Retrieval-Augmented Generation Pipeline with LangChain
Now that our documents have been indexed, we can build a retrieval chain to answer questions. LangChain makes this easy: we create a retriever from the vector store, then instantiate a QA chain with an LLM. In this case, we use OpenAI’s chat model:
llm = ChatOpenAI(model_name="gpt-3.5-turbo", temperature=0)
retriever = vector_store.as_retriever(search_type="similarity", search_kwargs={"k": 3}) # Modify search_type depending on your needs
# Build a Retrieval QA chain
qa_chain = RetrievalQA.from_llm(llm=llm, retriever=retriever)
Search types in LangChain
LangChain supports several search types for retrieval, each with its own strengths such as:
similarity
: Finds documents whose embeddings are closest to the query vector (cosine similarity or Euclidean distance).Similarity is generally the best for general-purpose RAG pipelines because it directly measures semantic closeness.
mmr
(Maximal Marginal Relevance): Balances relevance and diversity by selecting documents that are both similar to the query and different from each other.similarity_score_threshold
: Returns only documents above a certain similarity threshold and ensures irrelevant chunks don’t creep in, but might filter too aggressively if thresholds are set poorly.hybrid
: Merges traditional keyword matching with embedding similarity and is helpful when you need both precision of keywords and breadth of semantic similarity.
Testing the Product Q&A Bot
In our setup, the The RetrievalQA chain will handle:
- converting the user query to an LLM prompt
- retrieving relevant docs, and
- generating an answer.
Now we can test our bot with some questions about the iPhone 16. For example:
question = "What are the main camera specifications of the iPhone 16?"
answer = qa_chain.run(question)
print("Bot:", answer)
Under the Hood: How it Works
When we call qa_chain.run(question)
, here’s what happens:
- Vector Search with Chroma
ChromaDB computes the embedding of your question and compares it against stored document embeddings. The top-k chunks (say, 3) with the highest similarity scores are pulled out.
- Prompt Construction
The retriever takes these chunks and inserts them into the LLM prompt.
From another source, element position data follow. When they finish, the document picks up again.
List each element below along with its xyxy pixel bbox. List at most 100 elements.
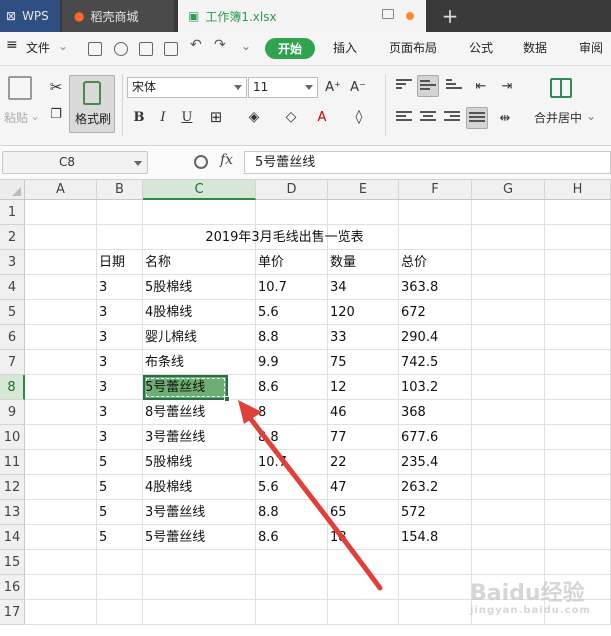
cell[interactable] <box>472 500 545 525</box>
cut-icon[interactable]: ✂ <box>45 76 67 98</box>
merge-center-button[interactable]: 合并居中 <box>534 109 582 126</box>
data-cell[interactable]: 120 <box>328 300 399 325</box>
data-cell[interactable]: 5号蕾丝线 <box>143 525 256 550</box>
cell[interactable] <box>328 600 399 625</box>
menu-review[interactable]: 审阅 <box>579 39 603 56</box>
data-cell[interactable]: 3号蕾丝线 <box>143 425 256 450</box>
cell[interactable] <box>25 275 97 300</box>
cell[interactable] <box>545 500 611 525</box>
sheet-title[interactable]: 2019年3月毛线出售一览表 <box>97 225 472 250</box>
data-cell[interactable]: 677.6 <box>399 425 472 450</box>
bold-button[interactable]: B <box>128 106 150 128</box>
menu-formula[interactable]: 公式 <box>469 39 493 56</box>
data-cell[interactable]: 4股棉线 <box>143 300 256 325</box>
cell[interactable] <box>472 450 545 475</box>
cell[interactable] <box>472 200 545 225</box>
data-cell[interactable]: 3 <box>97 425 143 450</box>
cell[interactable] <box>25 350 97 375</box>
data-cell[interactable]: 5.6 <box>256 475 328 500</box>
cell[interactable] <box>25 425 97 450</box>
align-middle-button[interactable] <box>417 75 439 97</box>
cell[interactable] <box>472 425 545 450</box>
cell[interactable] <box>545 200 611 225</box>
data-cell[interactable]: 46 <box>328 400 399 425</box>
header-cell[interactable]: 数量 <box>328 250 399 275</box>
row-header-8[interactable]: 8 <box>0 375 25 400</box>
cell[interactable] <box>256 575 328 600</box>
cell[interactable] <box>545 525 611 550</box>
data-cell[interactable]: 3 <box>97 375 143 400</box>
row-header-17[interactable]: 17 <box>0 600 25 625</box>
align-left-icon[interactable] <box>396 111 412 124</box>
row-header-2[interactable]: 2 <box>0 225 25 250</box>
name-box[interactable]: C8 <box>2 151 148 174</box>
data-cell[interactable]: 10.7 <box>256 450 328 475</box>
cell[interactable] <box>399 550 472 575</box>
cell[interactable] <box>472 350 545 375</box>
justify-button[interactable] <box>466 107 488 129</box>
cell[interactable] <box>399 600 472 625</box>
fx-icon[interactable]: fx <box>220 152 233 168</box>
row-header-3[interactable]: 3 <box>0 250 25 275</box>
cell[interactable] <box>25 250 97 275</box>
data-cell[interactable]: 4股棉线 <box>143 475 256 500</box>
cell[interactable] <box>97 600 143 625</box>
print-icon[interactable] <box>139 42 153 56</box>
cell[interactable] <box>25 575 97 600</box>
cell[interactable] <box>97 200 143 225</box>
cell[interactable] <box>143 200 256 225</box>
paste-button[interactable]: 粘贴 <box>4 109 28 126</box>
cell[interactable] <box>545 475 611 500</box>
cell[interactable] <box>399 200 472 225</box>
column-header-h[interactable]: H <box>545 180 611 200</box>
italic-button[interactable]: I <box>152 106 174 128</box>
cell[interactable] <box>472 400 545 425</box>
cell[interactable] <box>472 475 545 500</box>
hamburger-menu-icon[interactable]: ≡ <box>6 37 18 53</box>
data-cell[interactable]: 3 <box>97 350 143 375</box>
cell[interactable] <box>472 550 545 575</box>
align-top-icon[interactable] <box>396 79 412 92</box>
tab-wps[interactable]: ⊠ WPS <box>0 0 60 32</box>
underline-button[interactable]: U <box>176 106 198 128</box>
copy-icon[interactable]: ❐ <box>45 103 67 125</box>
cell[interactable] <box>545 225 611 250</box>
data-cell[interactable]: 235.4 <box>399 450 472 475</box>
menu-page-layout[interactable]: 页面布局 <box>389 39 437 56</box>
cell[interactable] <box>143 575 256 600</box>
print-preview-icon[interactable] <box>164 42 178 56</box>
data-cell[interactable]: 5.6 <box>256 300 328 325</box>
cell[interactable] <box>25 525 97 550</box>
save-icon[interactable] <box>88 42 102 56</box>
header-cell[interactable]: 日期 <box>97 250 143 275</box>
data-cell[interactable]: 8.6 <box>256 375 328 400</box>
row-header-9[interactable]: 9 <box>0 400 25 425</box>
data-cell[interactable]: 22 <box>328 450 399 475</box>
row-header-12[interactable]: 12 <box>0 475 25 500</box>
cell[interactable] <box>328 200 399 225</box>
zoom-icon[interactable] <box>194 155 208 169</box>
data-cell[interactable]: 368 <box>399 400 472 425</box>
row-header-11[interactable]: 11 <box>0 450 25 475</box>
data-cell[interactable]: 3 <box>97 300 143 325</box>
data-cell[interactable]: 3号蕾丝线 <box>143 500 256 525</box>
data-cell[interactable]: 65 <box>328 500 399 525</box>
cell[interactable] <box>25 300 97 325</box>
row-header-5[interactable]: 5 <box>0 300 25 325</box>
increase-font-icon[interactable]: A⁺ <box>322 76 344 98</box>
font-color-icon[interactable]: A <box>311 106 333 128</box>
data-cell[interactable]: 154.8 <box>399 525 472 550</box>
row-header-4[interactable]: 4 <box>0 275 25 300</box>
cell[interactable] <box>472 300 545 325</box>
tab-store[interactable]: ● 稻壳商城 <box>62 0 174 32</box>
row-header-10[interactable]: 10 <box>0 425 25 450</box>
row-header-6[interactable]: 6 <box>0 325 25 350</box>
menu-start[interactable]: 开始 <box>265 38 315 59</box>
data-cell[interactable]: 34 <box>328 275 399 300</box>
column-header-f[interactable]: F <box>399 180 472 200</box>
data-cell[interactable]: 33 <box>328 325 399 350</box>
column-header-c[interactable]: C <box>143 180 256 200</box>
cell[interactable] <box>25 400 97 425</box>
data-cell[interactable]: 572 <box>399 500 472 525</box>
column-header-a[interactable]: A <box>25 180 97 200</box>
The LLM’s prompt might look something like: Use the following iPhone 16 details to answer: [retrieved context]. Question: [user’s question]
.
- LLM Reasoning
The LLM now reasons over both the question and the retrieved context. Instead of relying on memorized knowledge, it synthesizes an answer grounded in your documents.
- Answer Generation
The final output is returned in natural language. If the relevant detail isn’t in the retrieved context, a well-configured chain may even say “I couldn’t find that in the provided data.”
This workflow prevents hallucinations by forcing the model to “show its work.” Instead of inventing facts, it’s constrained by the passages surfaced by Chroma.